Stan Flynt, a lobbyist representing the Metal Recyclers Association of Mississippi, warned that the three-day holding period actually amounts to five days, and that an unwieldy aggregate of material quickly stacks up over that period.

"These guys have 500 or 600 transactions for metal everyday. Some of this metal arrives in 25-yard-long trucks. That's as big as a house trailer. We've had tag-and-hold laws in this state for 37 years for different types of metals, and there's never been a prosecution and conviction of anybody under the tag-and-hold statute. It does not work," Flynt said, adding that even Jackson Police Chief Malcolm McMillin testified before Wingate's decision that his officers did not have time to scour scrap yards looking for identical pieces of metal with no serial numbers or means of identification.

"A piece of copper from somebody's stolen air-conditioner looks just like the piece of copper that somebody scrapped from their own out-of-date air-conditioner," Flynt said.

Businesses in Jackson are desperate for some kind of new law, however. Julie Crump, director of development and communications at Jackson's Magnolia Speech School, said her non-profit organization, which benefits learning- and hearing-impaired children, almost closed its doors after thieves gutted the school's air-conditioning unit last December.

"Our air conditioners were about 25 years old, so we had to upgrade the whole thing. We couldn't just replace the parts they stole. It cost us about $110,000, and we're the type of organization that worries month to month about payroll. Every month we fear we'll have to get a loan from the bank to pay our teachers," Crump said. "If it had not been for the benevolence of the community, we wouldn't be where we are today."

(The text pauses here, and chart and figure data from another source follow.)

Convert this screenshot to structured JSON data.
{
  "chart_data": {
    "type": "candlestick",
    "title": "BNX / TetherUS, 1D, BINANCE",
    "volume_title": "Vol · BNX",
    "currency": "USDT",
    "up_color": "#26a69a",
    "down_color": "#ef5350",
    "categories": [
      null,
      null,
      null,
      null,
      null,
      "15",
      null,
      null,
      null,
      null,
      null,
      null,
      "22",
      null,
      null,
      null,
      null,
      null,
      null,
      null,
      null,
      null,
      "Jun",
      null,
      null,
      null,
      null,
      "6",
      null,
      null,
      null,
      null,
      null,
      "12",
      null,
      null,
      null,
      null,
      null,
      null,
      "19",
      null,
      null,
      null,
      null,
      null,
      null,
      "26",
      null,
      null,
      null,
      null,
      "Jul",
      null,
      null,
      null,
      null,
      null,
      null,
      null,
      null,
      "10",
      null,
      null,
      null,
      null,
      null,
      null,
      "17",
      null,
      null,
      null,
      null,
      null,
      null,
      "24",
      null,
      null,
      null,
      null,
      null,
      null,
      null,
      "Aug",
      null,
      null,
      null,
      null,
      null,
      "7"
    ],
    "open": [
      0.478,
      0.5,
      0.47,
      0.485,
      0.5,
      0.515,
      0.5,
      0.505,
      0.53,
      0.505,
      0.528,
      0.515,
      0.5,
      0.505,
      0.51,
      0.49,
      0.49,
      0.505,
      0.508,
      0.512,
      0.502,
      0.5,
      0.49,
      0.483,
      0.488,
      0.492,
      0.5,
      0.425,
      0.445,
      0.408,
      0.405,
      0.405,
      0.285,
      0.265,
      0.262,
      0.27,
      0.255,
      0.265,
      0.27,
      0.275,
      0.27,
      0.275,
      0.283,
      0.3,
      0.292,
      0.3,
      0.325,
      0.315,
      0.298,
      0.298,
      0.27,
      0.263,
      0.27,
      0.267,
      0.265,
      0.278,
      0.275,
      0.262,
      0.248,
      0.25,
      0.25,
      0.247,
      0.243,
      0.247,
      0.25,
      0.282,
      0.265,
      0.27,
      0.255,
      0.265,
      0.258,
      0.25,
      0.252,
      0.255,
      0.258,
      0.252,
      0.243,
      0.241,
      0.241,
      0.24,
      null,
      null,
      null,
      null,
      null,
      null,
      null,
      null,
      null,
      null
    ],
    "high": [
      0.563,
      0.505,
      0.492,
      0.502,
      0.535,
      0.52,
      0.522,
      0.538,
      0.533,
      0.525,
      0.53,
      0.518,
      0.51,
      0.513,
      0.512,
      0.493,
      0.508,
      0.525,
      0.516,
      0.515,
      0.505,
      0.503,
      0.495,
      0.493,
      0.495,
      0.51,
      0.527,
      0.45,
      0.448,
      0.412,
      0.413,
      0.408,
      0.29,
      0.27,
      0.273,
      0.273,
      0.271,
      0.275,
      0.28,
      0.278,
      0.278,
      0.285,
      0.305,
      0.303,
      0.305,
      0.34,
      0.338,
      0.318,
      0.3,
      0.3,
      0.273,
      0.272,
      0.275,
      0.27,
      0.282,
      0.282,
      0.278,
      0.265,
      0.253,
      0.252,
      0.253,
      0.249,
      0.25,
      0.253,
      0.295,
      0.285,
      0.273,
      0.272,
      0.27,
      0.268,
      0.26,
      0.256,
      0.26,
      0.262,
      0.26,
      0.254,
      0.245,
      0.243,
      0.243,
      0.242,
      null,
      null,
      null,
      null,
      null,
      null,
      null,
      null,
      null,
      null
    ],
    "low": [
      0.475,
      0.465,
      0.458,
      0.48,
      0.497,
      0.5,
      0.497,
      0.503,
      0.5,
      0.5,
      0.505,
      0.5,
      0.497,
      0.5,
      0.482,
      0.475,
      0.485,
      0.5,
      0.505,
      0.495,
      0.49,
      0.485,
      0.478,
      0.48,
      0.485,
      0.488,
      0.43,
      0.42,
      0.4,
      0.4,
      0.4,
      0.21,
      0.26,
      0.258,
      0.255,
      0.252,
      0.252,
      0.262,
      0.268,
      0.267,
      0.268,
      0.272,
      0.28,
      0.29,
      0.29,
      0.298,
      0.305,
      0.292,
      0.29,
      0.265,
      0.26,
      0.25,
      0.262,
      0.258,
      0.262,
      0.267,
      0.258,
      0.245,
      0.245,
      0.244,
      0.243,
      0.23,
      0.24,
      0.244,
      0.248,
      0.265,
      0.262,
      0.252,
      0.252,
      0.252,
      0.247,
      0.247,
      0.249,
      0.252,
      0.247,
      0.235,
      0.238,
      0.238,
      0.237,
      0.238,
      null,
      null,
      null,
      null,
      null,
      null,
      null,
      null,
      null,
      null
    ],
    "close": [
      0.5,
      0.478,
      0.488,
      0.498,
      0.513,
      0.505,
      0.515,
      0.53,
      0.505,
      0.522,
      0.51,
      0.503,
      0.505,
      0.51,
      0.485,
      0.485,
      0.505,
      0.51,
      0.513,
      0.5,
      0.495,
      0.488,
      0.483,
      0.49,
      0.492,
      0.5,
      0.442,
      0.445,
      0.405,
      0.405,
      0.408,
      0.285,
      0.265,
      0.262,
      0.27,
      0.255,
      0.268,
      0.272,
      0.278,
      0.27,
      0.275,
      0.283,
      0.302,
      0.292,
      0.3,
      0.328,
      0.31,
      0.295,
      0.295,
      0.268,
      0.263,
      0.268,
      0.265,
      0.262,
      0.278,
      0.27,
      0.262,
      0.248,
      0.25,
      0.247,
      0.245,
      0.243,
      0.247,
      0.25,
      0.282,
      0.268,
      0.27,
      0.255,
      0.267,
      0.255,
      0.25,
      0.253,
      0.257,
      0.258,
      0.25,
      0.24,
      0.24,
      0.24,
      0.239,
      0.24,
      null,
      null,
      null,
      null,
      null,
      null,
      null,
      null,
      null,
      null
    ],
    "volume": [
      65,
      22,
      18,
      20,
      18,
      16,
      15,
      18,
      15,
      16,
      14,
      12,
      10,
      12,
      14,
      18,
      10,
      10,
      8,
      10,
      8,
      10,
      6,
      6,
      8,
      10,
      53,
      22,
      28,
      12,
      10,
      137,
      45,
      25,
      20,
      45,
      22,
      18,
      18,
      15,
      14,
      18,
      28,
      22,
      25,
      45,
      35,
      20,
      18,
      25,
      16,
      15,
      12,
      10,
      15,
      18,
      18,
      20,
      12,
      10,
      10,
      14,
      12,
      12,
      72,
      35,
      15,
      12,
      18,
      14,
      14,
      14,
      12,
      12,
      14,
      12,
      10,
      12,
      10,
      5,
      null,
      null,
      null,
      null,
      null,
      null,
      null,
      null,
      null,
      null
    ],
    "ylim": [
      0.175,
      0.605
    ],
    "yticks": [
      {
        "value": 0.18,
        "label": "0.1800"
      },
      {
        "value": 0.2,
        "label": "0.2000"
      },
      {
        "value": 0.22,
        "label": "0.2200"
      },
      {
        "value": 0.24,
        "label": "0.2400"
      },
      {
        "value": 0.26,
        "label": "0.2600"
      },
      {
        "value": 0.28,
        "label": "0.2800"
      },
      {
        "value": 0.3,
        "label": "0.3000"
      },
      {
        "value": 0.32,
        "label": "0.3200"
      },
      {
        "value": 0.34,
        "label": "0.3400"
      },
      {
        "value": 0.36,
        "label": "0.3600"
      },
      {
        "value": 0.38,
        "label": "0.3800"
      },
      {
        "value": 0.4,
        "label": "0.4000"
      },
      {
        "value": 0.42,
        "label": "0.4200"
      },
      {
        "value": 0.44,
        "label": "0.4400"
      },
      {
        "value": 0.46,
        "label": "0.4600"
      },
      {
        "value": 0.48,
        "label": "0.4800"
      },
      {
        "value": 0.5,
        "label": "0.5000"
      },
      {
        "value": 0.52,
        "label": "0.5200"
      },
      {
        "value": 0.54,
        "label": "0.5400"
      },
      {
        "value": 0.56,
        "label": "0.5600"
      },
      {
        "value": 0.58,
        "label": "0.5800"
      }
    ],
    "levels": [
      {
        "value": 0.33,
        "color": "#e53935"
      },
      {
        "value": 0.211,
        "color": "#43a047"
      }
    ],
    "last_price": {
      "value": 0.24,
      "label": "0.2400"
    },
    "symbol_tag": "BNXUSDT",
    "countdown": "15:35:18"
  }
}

Ward 2 Councilman Leslie McLemore said he had limited knowledge of the effectiveness of SB 2006 but called it a "first step" in dealing with the growing issue of metal theft.

"Obviously it's far from perfect, but maybe this could be looked upon as the beginning of dealing with the issue in a much more comprehensive manner," McLemore said, adding that the council hears of metal-theft incidents almost weekly. "We need to try to address it in some kind of way, and the Legislature made a move in the right direction."

Flynt said the utility companies are using the mounting issue of metal theft to close down recyclers, however. Senate Bill 2006, he said, was designed to address metal theft not by chasing and prosecuting thieves, but by killing the metal recycling industry in Mississippi altogether.

"They've told the Legislature, and they've told me time and again that the overall method of AT&T and other utility companies is to break the back of the recycling industry by making scrap yard owners criminals until proven innocent," Flynt said.

Randal Russell, a lobbyist for AT&T, did not return calls for comment.